Los resultados de la encuesta de María de las Heras sobre la situación en Chihuahua son aterradores no solamente por la contundencia de las respuestas, sino principalmente porque destilan una desesperanza contagiosa. Más de 70 por ciento de la muestra, constituida por adultos que viven en Chihuahua, considera que la causa principal del desasosiego que les tiene sitiados es que el gobierno no sabe cómo controlar a los narcos y el asunto se le está yendo de las manos. Más de la mitad reconoce que han tenido que cambiar mucho su manera de vivir porque hay cosas que ya no se pueden hacer.

Es fácil inferir cuáles son esas cosas que no se pueden hacer: se reducen a vivir en paz, con seguridad y tranquilidad. Los chihuahuenses han perdido su libertad y se encuentran cautivos en sus propias casas, en su propio estado. Siete de cada diez cree que la matanza de jóvenes en Ciudad Juárez es un fenómeno que está a la vuelta de la esquina, que se puede repetir en cualquier momento.
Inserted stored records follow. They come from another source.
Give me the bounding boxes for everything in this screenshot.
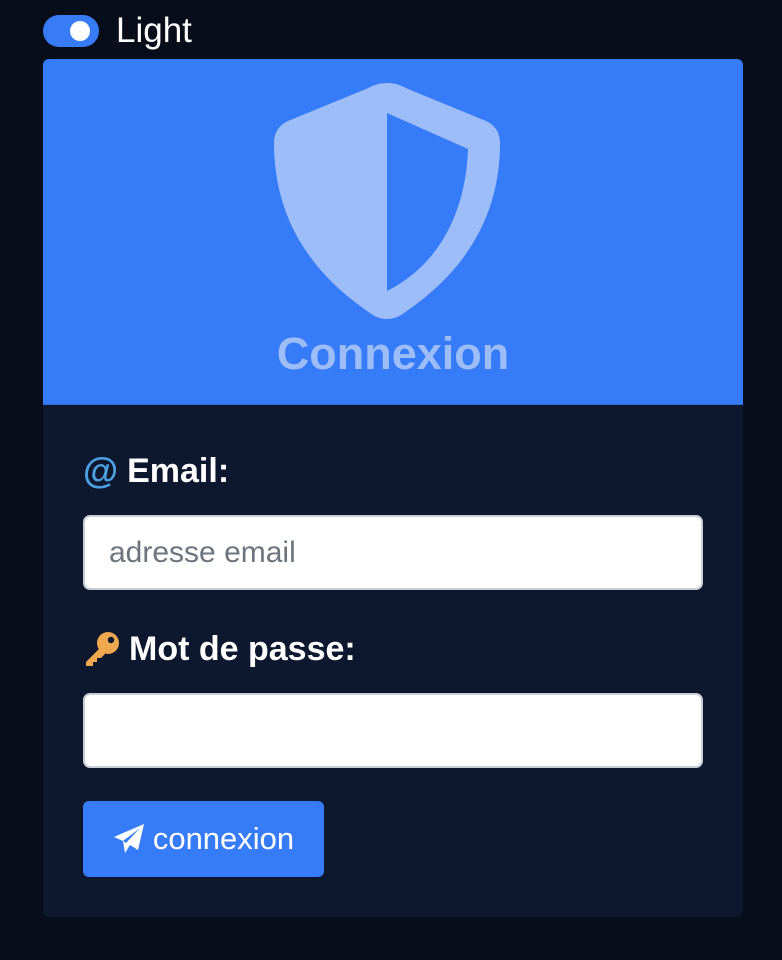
theme-switcher: Light (43, 12, 192, 50)
email-label-text: Email: (127, 451, 230, 490)
toggle-knob (70, 21, 90, 41)
password-label: Mot de passe: (83, 627, 356, 671)
paper-plane-icon (113, 823, 145, 855)
theme-toggle[interactable] (43, 15, 99, 47)
email-field[interactable] (83, 515, 703, 590)
key-icon (83, 631, 120, 668)
shield-icon (274, 83, 500, 319)
login-button[interactable]: connexion (83, 801, 324, 877)
login-card: Connexion @ Email: Mot de passe: (43, 59, 743, 917)
card-title: Connexion (276, 328, 510, 379)
password-field[interactable] (83, 693, 703, 768)
at-icon: @ (83, 450, 119, 491)
card-header: Connexion (43, 59, 743, 405)
password-label-text: Mot de passe: (129, 629, 356, 668)
login-button-label: connexion (152, 821, 295, 856)
theme-label: Light (116, 11, 192, 50)
email-label: @ Email: (83, 449, 229, 493)
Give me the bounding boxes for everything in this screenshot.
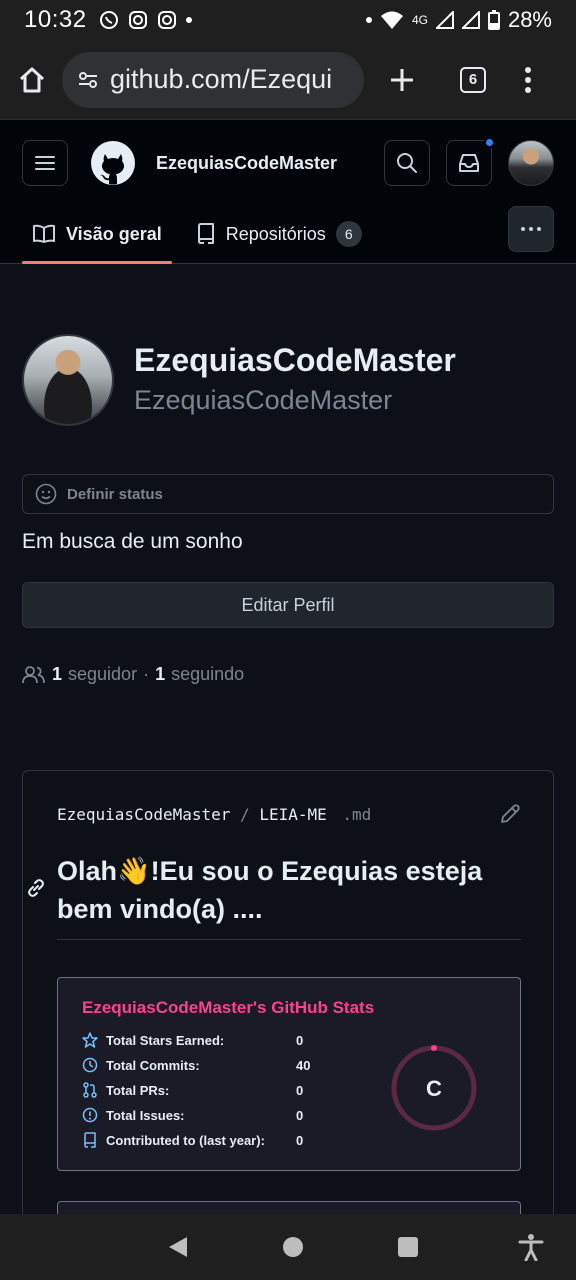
inbox-icon bbox=[459, 154, 479, 172]
issue-icon bbox=[82, 1107, 98, 1123]
stat-value: 0 bbox=[296, 1032, 304, 1048]
rank-grade: C bbox=[426, 1076, 442, 1101]
path-separator: / bbox=[240, 805, 250, 824]
set-status-label: Definir status bbox=[67, 485, 163, 503]
stat-value: 40 bbox=[296, 1057, 311, 1073]
alert-dot bbox=[365, 17, 372, 23]
profile-readme: EzequiasCodeMaster / LEIA-ME .md Olah👋!E… bbox=[22, 770, 554, 1230]
repo-icon bbox=[197, 223, 214, 244]
stats-row: Total Stars Earned: 0 bbox=[82, 1032, 336, 1048]
more-tabs-button[interactable] bbox=[508, 206, 554, 252]
stats-title: EzequiasCodeMaster's GitHub Stats bbox=[82, 998, 375, 1017]
tab-overview-label: Visão geral bbox=[66, 223, 162, 244]
profile-bio: Em busca de um sonho bbox=[22, 530, 243, 553]
readme-repo-link[interactable]: EzequiasCodeMaster bbox=[57, 805, 230, 824]
github-stats-card: EzequiasCodeMaster's GitHub Stats Total … bbox=[57, 977, 521, 1171]
stats-row: Total PRs: 0 bbox=[82, 1082, 336, 1098]
address-bar[interactable]: github.com/Ezequi bbox=[62, 51, 364, 108]
new-tab-icon[interactable] bbox=[388, 66, 416, 94]
repo-count-badge: 6 bbox=[335, 221, 362, 247]
edit-profile-button[interactable]: Editar Perfil bbox=[22, 582, 554, 628]
pencil-icon[interactable] bbox=[499, 803, 521, 825]
signal-icon bbox=[435, 11, 454, 29]
notification-icons bbox=[99, 10, 192, 30]
readme-file-name: LEIA-ME bbox=[259, 805, 327, 824]
accessibility-icon[interactable] bbox=[518, 1233, 544, 1261]
set-status-button[interactable]: Definir status bbox=[22, 474, 554, 514]
stat-value: 0 bbox=[296, 1132, 304, 1148]
stat-value: 0 bbox=[296, 1107, 304, 1123]
more-notifications-dot bbox=[185, 17, 192, 23]
rank-ring: C bbox=[391, 1045, 477, 1131]
profile-header: EzequiasCodeMaster EzequiasCodeMaster bbox=[22, 334, 554, 426]
search-button[interactable] bbox=[384, 140, 430, 186]
readme-heading: Olah👋!Eu sou o Ezequias esteja bem vindo… bbox=[57, 853, 521, 940]
network-type: 4G bbox=[411, 13, 428, 27]
stats-row: Contributed to (last year): 0 bbox=[82, 1132, 336, 1148]
profile-name: EzequiasCodeMaster bbox=[134, 342, 456, 378]
pull-request-icon bbox=[83, 1082, 97, 1098]
url-text[interactable]: github.com/Ezequi bbox=[110, 64, 332, 95]
followers-count[interactable]: 1 bbox=[52, 664, 62, 685]
stat-label: Total Commits: bbox=[106, 1057, 200, 1073]
whatsapp-icon bbox=[99, 11, 118, 29]
stats-row: Total Commits: 40 bbox=[82, 1057, 336, 1073]
stat-value: 0 bbox=[296, 1082, 304, 1098]
smiley-icon bbox=[35, 483, 57, 505]
readme-path: EzequiasCodeMaster / LEIA-ME .md bbox=[57, 805, 371, 824]
following-count[interactable]: 1 bbox=[155, 664, 165, 685]
header-username[interactable]: EzequiasCodeMaster bbox=[156, 153, 337, 174]
inbox-button[interactable] bbox=[446, 137, 495, 186]
book-icon bbox=[33, 224, 55, 243]
browser-toolbar: github.com/Ezequi 6 bbox=[0, 40, 576, 120]
unread-indicator bbox=[484, 137, 495, 148]
hamburger-icon bbox=[35, 156, 55, 170]
tab-repositories[interactable]: Repositórios 6 bbox=[186, 206, 372, 262]
profile-login: EzequiasCodeMaster bbox=[134, 385, 393, 415]
instagram-icon bbox=[128, 11, 147, 29]
battery-level: 28% bbox=[507, 7, 552, 32]
repo-icon bbox=[84, 1132, 96, 1148]
stat-label: Contributed to (last year): bbox=[106, 1132, 265, 1148]
stats-row: Total Issues: 0 bbox=[82, 1107, 336, 1123]
star-icon bbox=[82, 1032, 98, 1048]
hamburger-menu-button[interactable] bbox=[22, 140, 68, 186]
following-label[interactable]: seguindo bbox=[171, 664, 244, 685]
wifi-icon bbox=[380, 11, 403, 29]
instagram-icon bbox=[157, 11, 176, 29]
tab-overview[interactable]: Visão geral bbox=[22, 206, 172, 264]
stat-label: Total Issues: bbox=[106, 1107, 185, 1123]
android-navigation-bar bbox=[0, 1214, 576, 1280]
history-icon bbox=[82, 1057, 98, 1073]
signal-icon bbox=[461, 11, 480, 29]
battery-icon bbox=[487, 10, 500, 30]
back-icon[interactable] bbox=[167, 1235, 189, 1259]
readme-file-ext: .md bbox=[342, 805, 372, 824]
home-icon[interactable] bbox=[16, 64, 48, 96]
people-icon bbox=[22, 665, 45, 683]
site-settings-icon[interactable] bbox=[76, 68, 100, 92]
user-avatar[interactable] bbox=[508, 140, 554, 186]
follow-separator: · bbox=[143, 664, 150, 684]
github-header: EzequiasCodeMaster Visão geral Repositór… bbox=[0, 120, 576, 264]
follow-stats: 1 seguidor · 1 seguindo bbox=[22, 664, 244, 685]
profile-avatar[interactable] bbox=[22, 334, 114, 426]
anchor-link-icon[interactable] bbox=[25, 877, 47, 899]
stat-label: Total PRs: bbox=[106, 1082, 170, 1098]
recents-icon[interactable] bbox=[397, 1236, 419, 1258]
home-button-icon[interactable] bbox=[282, 1236, 304, 1258]
clock: 10:32 bbox=[24, 6, 87, 33]
tab-switcher-button[interactable]: 6 bbox=[460, 66, 486, 93]
kebab-menu-icon[interactable] bbox=[524, 66, 532, 93]
followers-label[interactable]: seguidor bbox=[68, 664, 137, 685]
stat-label: Total Stars Earned: bbox=[106, 1032, 225, 1048]
github-logo-icon[interactable] bbox=[90, 140, 136, 186]
search-icon bbox=[397, 153, 417, 173]
tab-repositories-label: Repositórios bbox=[225, 223, 326, 244]
system-status-bar: 10:32 4G 28% bbox=[0, 0, 576, 40]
El documento no lo revela, pero es obvio que los encuestados no quieren irse de sus casas, de su tierra, huyendo del terror. Eso solamente lo pueden hacer los integrantes del gobierno del estado, mudándose a la ciudad fronteriza, como si esto pudiera otorgar alguna garantía ciudadana de manera inmediata. Parecería permear la certeza de que, como los caracoles, hemos de cargar con nuestra propia casa, nuestro destino, al lugar donde fuéremos

Es simplemente cruel, en el contexto de la pugna por el poder político que habrá de renovarse este año, que exista la pretensión de politizar una situación de desgracia que solamente es espejo del desaseo con el que se ha manejado la crisis de gobernabilidad que a nivel federal y de los estados se pretende ocultar y desconocer. Precisamente ahí reside la gravedad de este asunto: la indisposición oficial a admitir un estado de excepción, cuya proclamación pide el 51 por ciento de los preguntados.

Se entiende que la plaza de Ciudad Juárez tenga un particular peso logístico para los operadores del tráfico de drogas y de violencia: es el paso del norte por excelencia, lugar de confluencia de tres estados e inicio de la línea fronteriza más porosa aún que el río Bravo. Precisamente por ello, ¿no debiera merecer un peso logístico igual por parte de la autoridad?

La presencia del secretario de Gobernación, así esté animada de la mejor fe posible, no aportará mejoría alguna, como tampoco lo haría la liberación de millonarios de recursos. Se necesita algo más que buenos deseos y billetes para afrontar este asunto. Se requiere realismo.